Community Organizing bedeutet den Aufbau von durchsetzungsstarken Bündnissen durch kontinuierliche Beziehungsarbeit. Wichtig ist dabei, darauf zu achten, dass die Gremienarbeit und Organisierungsprozesse das Empowerment von Frauen unterstützen und nicht traditionelle Rollen reproduziert werden.

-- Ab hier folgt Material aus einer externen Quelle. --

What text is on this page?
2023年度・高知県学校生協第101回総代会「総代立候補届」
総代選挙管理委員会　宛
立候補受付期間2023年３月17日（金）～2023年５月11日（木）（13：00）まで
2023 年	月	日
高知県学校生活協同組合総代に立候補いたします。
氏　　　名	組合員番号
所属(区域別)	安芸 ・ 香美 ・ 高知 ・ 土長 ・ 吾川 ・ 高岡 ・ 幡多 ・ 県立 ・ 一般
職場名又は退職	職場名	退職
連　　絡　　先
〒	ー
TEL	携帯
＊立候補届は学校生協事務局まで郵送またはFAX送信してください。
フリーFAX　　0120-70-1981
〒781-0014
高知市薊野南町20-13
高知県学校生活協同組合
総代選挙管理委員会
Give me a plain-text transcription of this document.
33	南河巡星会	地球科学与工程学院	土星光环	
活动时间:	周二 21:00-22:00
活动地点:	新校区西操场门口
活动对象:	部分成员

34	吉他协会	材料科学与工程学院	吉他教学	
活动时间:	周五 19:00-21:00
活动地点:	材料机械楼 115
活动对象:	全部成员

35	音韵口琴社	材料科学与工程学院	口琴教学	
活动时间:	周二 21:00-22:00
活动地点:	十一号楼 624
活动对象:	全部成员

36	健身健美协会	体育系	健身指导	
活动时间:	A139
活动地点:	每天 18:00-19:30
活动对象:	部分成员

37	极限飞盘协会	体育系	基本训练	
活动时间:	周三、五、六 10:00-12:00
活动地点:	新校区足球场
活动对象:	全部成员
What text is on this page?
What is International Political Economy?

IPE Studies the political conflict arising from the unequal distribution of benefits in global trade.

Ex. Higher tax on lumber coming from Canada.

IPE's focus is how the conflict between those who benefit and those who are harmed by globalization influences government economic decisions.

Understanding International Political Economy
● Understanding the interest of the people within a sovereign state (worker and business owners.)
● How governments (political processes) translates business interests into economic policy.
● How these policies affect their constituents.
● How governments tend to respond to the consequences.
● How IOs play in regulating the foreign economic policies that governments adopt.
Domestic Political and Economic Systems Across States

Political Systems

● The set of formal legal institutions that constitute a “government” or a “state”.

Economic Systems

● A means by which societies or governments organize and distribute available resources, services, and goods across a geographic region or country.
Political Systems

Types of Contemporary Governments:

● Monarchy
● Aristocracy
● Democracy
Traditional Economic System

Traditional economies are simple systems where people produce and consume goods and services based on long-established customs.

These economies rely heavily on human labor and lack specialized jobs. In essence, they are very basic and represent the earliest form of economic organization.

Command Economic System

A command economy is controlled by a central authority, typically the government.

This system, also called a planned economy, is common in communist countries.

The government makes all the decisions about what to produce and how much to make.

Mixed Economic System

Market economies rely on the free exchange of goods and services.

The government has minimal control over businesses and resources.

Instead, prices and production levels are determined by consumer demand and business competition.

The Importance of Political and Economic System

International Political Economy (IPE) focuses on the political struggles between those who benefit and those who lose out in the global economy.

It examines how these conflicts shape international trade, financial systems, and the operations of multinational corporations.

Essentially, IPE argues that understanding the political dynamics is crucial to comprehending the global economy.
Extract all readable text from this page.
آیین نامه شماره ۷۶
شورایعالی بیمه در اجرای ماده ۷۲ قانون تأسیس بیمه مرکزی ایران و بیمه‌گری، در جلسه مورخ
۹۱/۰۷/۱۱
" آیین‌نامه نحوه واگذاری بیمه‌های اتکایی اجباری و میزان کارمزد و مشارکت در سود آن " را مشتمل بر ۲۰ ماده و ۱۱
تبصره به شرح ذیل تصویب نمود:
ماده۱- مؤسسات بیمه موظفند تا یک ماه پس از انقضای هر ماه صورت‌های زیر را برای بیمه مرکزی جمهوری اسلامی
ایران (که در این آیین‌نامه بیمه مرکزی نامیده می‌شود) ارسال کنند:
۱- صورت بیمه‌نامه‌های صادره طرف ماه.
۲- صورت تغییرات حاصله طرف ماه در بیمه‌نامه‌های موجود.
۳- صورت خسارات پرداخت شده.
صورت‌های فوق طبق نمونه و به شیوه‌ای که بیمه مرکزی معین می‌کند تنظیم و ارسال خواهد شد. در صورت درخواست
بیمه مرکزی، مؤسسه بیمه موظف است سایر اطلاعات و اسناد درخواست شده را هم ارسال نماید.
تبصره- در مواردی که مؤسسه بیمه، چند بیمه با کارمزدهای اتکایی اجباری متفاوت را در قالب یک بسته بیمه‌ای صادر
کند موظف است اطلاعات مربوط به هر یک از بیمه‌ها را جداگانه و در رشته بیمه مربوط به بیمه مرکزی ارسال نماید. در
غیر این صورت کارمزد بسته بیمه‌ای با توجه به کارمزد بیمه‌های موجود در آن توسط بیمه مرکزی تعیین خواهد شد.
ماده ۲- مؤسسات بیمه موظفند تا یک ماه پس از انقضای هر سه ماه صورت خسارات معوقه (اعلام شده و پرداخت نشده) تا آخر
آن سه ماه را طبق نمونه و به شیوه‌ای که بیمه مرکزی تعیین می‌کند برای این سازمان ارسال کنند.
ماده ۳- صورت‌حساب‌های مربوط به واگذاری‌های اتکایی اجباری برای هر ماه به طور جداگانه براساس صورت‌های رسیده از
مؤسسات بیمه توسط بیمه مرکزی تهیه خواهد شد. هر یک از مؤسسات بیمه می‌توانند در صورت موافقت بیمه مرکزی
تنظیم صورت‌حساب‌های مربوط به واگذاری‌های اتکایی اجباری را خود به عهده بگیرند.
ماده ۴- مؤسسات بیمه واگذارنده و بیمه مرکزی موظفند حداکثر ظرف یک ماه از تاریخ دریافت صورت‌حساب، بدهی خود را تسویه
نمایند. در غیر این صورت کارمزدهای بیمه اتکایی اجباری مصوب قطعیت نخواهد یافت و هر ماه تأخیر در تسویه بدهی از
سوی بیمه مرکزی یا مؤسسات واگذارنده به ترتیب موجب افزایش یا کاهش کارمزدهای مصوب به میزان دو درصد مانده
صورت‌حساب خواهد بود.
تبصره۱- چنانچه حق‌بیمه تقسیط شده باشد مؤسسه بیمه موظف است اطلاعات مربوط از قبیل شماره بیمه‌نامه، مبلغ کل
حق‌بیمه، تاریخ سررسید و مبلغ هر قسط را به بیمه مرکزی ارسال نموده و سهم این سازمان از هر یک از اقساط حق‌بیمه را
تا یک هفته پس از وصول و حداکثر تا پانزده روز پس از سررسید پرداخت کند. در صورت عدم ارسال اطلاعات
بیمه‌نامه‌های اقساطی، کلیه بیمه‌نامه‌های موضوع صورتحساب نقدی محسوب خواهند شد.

Fortschritte hinsichtlich der Prävention und des Abbaus von Gewalt im Geschlechterverhältnis sind davon abhängig, wie die Gleichstellung der Geschlechter auf verschiedenen Ebenen (politisch, gesetzlich, finanziell, „kulturell“) befördert wird. Relevant sind hier zwei Handlungsebenen: die Organisierung und politische Einmischung der BewohnerInnen und die der Professionellen.

Zur 1. Ebene:

  • Die BewohnerInnen werden von GemeinwesenarbeiterInnen bei ihrem Engagement unterstützt und von ihnen in Richtung strategische Planung und Vorgehensweise sowie gezielter Taktiken beraten. Wichtige Elemente der Strategieentwicklung sind:
  • Eingrenzung des allgemeinen Problems der Gewalt im Geschlechterverhältnis zu konkret benenn- und veränderbaren Missständen.
  • gemeinsame Zieldefinition, wobei das Ziel auf jeden Fall realistisch sein muss
  • vorhandene Ressourcen müssen abgeklärt werden (Geld, Zeit, Wissen, BündnispartnerInnen etc.)
  • Machtanalyse: wer hat bezüglich des Anliegens welchen Einfluss, welche Macht? Abstrakte Strukturen sind nicht ansprechbar, sondern das Problem muss personalisiert werden
  • Festlegung von Aktionen die dem Ziel angemessen sind und von Handelnden gemeinsam getragen werden
  • Erstellung von Zeit- und Ablaufplänen, in dem Verantwortlichkeiten und Aufgaben geregelt sind
  • die Auswertung, um den Grad des Erfolgs und die Faktoren, die förderliche oder hinderliche Wirkung hatten, einschätzen und für zukünftiges Handeln fruchtbar zu machen

Zur 2. Ebene:

  • diese bezieht sich auf die advokatorische Tätigkeit der Professionellen, denn die Nutzung professioneller Beziehungen ist wichtig als Ergänzung zur Aktivierung von BewohnerInnen. Erforderlich ist eine politische Netzwerkarbeit im Interesse der AdressatInnen, welche die doppelte Perspektive a) der Vernetzung des einzelnen Gemeinwesenprojektes zur verbesserten Durchsetzung der Anliegen seiner NutzerInnen und b) eine Vernetzung der gesamten sozialpolitischen Opposition zu den für die BewohnerInnen relevanten Bereiche der Sozial-, Verkehrs-, Wirtschafts-, Bau- und Umweltpolitik enthält. Wichtig sind zusätzlich noch Bündnissemit überregionalen Initiativen.